Kenya goes slow on new currency

Kenya's new currency in dominations of Ksh 50, 100, 200, 500 and 1000. Some analysts reckon that the new currency may have been smaller than the demand for banknotes, as the government had estimated that there were trillions of shillings—some part of proceeds of crime—held by individuals. PHOTO | JEFF ANGOTE | NMG

What you need to know:

  • Bid to phase out the Ksh1,000 ($10) banknote by October 1 is facing challenges that could compromise the rollout of a new currency regime.
  • Commercial banks have reported a shortage of the new notes after configuring automated teller machines to dispense the new currency.
  • Sources say that the CBK has reduced payments to government ministries, departments and agencies in the new generation currency.

Kenya's bid to fight money laundering and other forms of illicit financial flows by phasing out the Ksh1,000 ($10) banknote by October 1 is facing challenges that could compromise the rollout of a new currency regime.

The Central Bank of Kenya has recently gone slow on the issuance of new-generation banknotes.

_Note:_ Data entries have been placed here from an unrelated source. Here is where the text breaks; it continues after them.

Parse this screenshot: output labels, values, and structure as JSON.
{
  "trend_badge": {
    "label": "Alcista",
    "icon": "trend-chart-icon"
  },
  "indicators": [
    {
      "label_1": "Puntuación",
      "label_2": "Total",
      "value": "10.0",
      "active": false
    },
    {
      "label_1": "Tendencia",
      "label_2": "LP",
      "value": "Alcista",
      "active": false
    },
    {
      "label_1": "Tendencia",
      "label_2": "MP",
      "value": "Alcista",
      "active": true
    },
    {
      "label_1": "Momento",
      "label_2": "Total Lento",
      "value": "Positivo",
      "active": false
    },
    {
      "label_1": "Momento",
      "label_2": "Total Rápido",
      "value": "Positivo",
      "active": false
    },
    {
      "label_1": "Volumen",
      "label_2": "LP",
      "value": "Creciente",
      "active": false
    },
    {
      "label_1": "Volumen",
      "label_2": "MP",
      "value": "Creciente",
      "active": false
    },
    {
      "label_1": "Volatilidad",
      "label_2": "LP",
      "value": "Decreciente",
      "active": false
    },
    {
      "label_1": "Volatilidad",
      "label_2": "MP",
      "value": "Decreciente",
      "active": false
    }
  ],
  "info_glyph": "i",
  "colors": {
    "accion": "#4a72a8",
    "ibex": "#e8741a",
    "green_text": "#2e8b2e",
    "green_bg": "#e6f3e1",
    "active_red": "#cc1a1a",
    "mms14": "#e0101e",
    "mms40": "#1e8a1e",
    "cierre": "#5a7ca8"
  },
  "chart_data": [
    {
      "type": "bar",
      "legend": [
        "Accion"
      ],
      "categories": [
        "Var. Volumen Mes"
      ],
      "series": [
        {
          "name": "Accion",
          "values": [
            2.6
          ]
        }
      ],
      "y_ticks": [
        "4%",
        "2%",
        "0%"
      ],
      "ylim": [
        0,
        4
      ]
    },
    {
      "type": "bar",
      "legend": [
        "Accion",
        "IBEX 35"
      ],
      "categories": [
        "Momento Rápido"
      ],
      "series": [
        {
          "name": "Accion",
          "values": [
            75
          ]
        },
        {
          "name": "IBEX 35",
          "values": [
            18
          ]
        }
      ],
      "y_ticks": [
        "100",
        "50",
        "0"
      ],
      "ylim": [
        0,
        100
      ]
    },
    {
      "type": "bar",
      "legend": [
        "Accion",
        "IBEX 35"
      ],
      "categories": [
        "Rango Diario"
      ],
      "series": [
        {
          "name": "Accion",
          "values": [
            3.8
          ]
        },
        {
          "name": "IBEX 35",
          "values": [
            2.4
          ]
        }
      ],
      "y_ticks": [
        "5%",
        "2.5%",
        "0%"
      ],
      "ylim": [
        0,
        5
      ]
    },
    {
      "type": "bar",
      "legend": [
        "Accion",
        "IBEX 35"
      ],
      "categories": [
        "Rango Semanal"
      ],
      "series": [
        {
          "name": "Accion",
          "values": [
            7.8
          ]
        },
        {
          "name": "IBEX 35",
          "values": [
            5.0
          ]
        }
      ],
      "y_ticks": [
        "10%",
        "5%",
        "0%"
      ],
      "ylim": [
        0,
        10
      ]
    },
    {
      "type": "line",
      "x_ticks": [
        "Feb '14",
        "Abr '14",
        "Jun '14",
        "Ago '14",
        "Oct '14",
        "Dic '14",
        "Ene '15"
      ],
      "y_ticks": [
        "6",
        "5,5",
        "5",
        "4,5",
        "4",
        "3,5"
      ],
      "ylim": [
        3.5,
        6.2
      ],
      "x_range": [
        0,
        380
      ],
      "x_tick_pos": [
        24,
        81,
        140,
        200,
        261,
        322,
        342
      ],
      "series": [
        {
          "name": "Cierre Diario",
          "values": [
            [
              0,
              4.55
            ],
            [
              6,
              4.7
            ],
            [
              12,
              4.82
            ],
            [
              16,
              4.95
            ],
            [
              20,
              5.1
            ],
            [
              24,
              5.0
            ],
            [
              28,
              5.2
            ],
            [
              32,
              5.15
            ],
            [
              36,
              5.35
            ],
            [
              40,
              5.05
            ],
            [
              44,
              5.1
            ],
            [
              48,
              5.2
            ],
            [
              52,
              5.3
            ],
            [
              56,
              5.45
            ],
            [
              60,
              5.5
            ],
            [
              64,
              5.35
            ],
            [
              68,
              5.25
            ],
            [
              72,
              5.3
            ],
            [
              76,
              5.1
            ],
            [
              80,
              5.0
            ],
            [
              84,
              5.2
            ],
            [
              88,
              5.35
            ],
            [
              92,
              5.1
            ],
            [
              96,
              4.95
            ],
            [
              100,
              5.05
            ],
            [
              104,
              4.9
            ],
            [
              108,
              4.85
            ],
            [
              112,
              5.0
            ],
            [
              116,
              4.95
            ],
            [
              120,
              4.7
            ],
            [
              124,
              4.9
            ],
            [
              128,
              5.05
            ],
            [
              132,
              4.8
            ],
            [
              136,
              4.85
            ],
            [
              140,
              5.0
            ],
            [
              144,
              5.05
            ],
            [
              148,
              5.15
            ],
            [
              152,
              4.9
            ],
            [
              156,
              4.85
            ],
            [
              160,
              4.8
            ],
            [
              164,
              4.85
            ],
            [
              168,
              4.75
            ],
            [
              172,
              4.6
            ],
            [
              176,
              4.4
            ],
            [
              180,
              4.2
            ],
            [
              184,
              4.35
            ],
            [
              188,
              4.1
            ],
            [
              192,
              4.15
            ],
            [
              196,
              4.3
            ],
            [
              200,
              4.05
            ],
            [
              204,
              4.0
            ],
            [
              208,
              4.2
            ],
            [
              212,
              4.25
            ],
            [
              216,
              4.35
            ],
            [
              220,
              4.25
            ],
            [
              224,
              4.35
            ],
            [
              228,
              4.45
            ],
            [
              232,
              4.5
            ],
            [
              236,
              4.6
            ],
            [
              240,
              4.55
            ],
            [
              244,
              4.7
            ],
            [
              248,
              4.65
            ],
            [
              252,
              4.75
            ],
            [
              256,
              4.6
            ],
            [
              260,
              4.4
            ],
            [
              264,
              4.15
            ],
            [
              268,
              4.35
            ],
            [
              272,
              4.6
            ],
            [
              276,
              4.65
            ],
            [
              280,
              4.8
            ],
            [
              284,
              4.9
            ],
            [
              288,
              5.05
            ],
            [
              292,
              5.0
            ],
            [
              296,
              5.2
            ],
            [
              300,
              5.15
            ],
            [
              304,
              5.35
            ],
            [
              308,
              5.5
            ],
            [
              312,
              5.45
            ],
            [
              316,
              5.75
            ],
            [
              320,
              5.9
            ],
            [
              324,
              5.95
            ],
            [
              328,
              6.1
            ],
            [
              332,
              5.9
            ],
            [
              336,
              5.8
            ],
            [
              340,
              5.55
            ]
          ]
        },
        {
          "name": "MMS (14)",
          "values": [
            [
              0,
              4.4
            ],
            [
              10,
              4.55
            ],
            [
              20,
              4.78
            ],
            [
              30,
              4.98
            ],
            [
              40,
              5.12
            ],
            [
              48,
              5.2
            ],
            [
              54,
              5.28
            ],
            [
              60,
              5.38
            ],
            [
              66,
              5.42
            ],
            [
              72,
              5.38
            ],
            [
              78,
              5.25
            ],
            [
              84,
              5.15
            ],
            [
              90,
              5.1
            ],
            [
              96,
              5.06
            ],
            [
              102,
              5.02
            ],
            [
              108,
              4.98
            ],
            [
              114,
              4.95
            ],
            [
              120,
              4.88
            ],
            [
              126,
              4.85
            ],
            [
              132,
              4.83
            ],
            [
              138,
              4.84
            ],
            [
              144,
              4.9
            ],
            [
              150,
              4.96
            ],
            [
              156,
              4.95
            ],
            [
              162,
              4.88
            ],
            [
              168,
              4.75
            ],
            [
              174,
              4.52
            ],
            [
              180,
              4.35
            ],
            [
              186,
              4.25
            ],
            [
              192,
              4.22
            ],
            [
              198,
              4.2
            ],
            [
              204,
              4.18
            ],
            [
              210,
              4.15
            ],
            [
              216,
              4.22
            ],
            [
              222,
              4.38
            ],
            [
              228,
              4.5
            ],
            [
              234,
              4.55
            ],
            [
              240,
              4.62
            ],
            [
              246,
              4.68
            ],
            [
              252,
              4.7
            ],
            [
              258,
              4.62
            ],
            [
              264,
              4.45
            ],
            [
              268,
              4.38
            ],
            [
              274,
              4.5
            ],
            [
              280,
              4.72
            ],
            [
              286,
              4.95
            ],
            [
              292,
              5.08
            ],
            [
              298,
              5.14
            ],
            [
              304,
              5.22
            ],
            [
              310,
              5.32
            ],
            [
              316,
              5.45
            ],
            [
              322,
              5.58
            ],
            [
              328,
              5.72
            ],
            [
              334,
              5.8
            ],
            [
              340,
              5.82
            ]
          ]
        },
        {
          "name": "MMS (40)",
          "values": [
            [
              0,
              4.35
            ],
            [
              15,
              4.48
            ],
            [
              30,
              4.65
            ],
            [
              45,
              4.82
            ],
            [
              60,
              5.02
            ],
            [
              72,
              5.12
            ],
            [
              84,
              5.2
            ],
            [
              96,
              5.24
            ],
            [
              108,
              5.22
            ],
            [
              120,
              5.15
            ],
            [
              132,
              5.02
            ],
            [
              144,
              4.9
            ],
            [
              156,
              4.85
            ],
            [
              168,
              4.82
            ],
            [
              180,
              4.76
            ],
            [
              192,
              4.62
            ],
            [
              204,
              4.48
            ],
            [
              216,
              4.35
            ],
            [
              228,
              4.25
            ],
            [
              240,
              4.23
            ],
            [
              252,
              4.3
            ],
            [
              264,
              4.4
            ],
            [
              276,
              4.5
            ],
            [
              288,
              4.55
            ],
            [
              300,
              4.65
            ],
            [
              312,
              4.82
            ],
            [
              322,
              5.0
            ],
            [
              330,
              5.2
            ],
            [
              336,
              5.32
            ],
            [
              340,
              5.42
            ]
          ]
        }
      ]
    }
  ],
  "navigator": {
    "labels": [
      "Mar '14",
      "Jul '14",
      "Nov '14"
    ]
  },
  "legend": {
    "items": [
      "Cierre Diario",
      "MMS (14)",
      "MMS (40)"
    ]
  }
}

The banking regulator acts as a banker for the government, the largest spender in the economy.

Sources say that the CBK has reduced payments to government ministries, departments and agencies in the new generation currency.

“CBK staff have been told not to make any further payments to the government using the new generation currency,” a government source told The EastAfrican.

Some analysts reckon that the new currency may have been smaller than the demand for banknotes, as the government had estimated that there were trillions of shillings—some part of proceeds of crime—held by individuals.

Commercial banks have reported a shortage of the new notes after configuring automated teller machines to dispense the new currency.

High demand

The Kenya Bankers Association, the industry’s lobby, blamed the shortage on the high demand for new banknotes than earlier anticipated.

Last month, the KBA said its members had anticipated the transition to new currency regime and had put in place the mechanisms to receive the old notes and provide their customers with the new currency.

But this week chief executive Habil Olaka told The EastAfrican that the situation is just “temporary” and will be resolved within a short time.

“Both old and new generation notes are legal tender and will continue circulating side by side for now and going forward old generation systematically withdrawn as new generation ones step up,” Mr Olaka said.

“Any temporary shortages of new generation notes are being monitored and will be quickly addressed. The CBK is actually releasing the new generation notes but the demand was unexpectedly higher than had been anticipated.”

On June 1, the central bank announced that it was withdrawing Ksh1,000 notes from circulation effective October 1 to deal with counterfeits and money laundering.

But the regulator is now battling a legal suit which seeks to have the decision declared illegal, with the case filed by activist Okiya Omtatah, executive director of the Kenyans for Justice and Development, scheduled to be heard by a three-judge bench on July 29.

At the same time, the shilling this week weakened against the dollar, blamed on excess liquidity.

CBK Governor Dr Patrick Njoroge and Treasury Cabinet Secretary Henry Rotich had not responded to our enquiries by press time.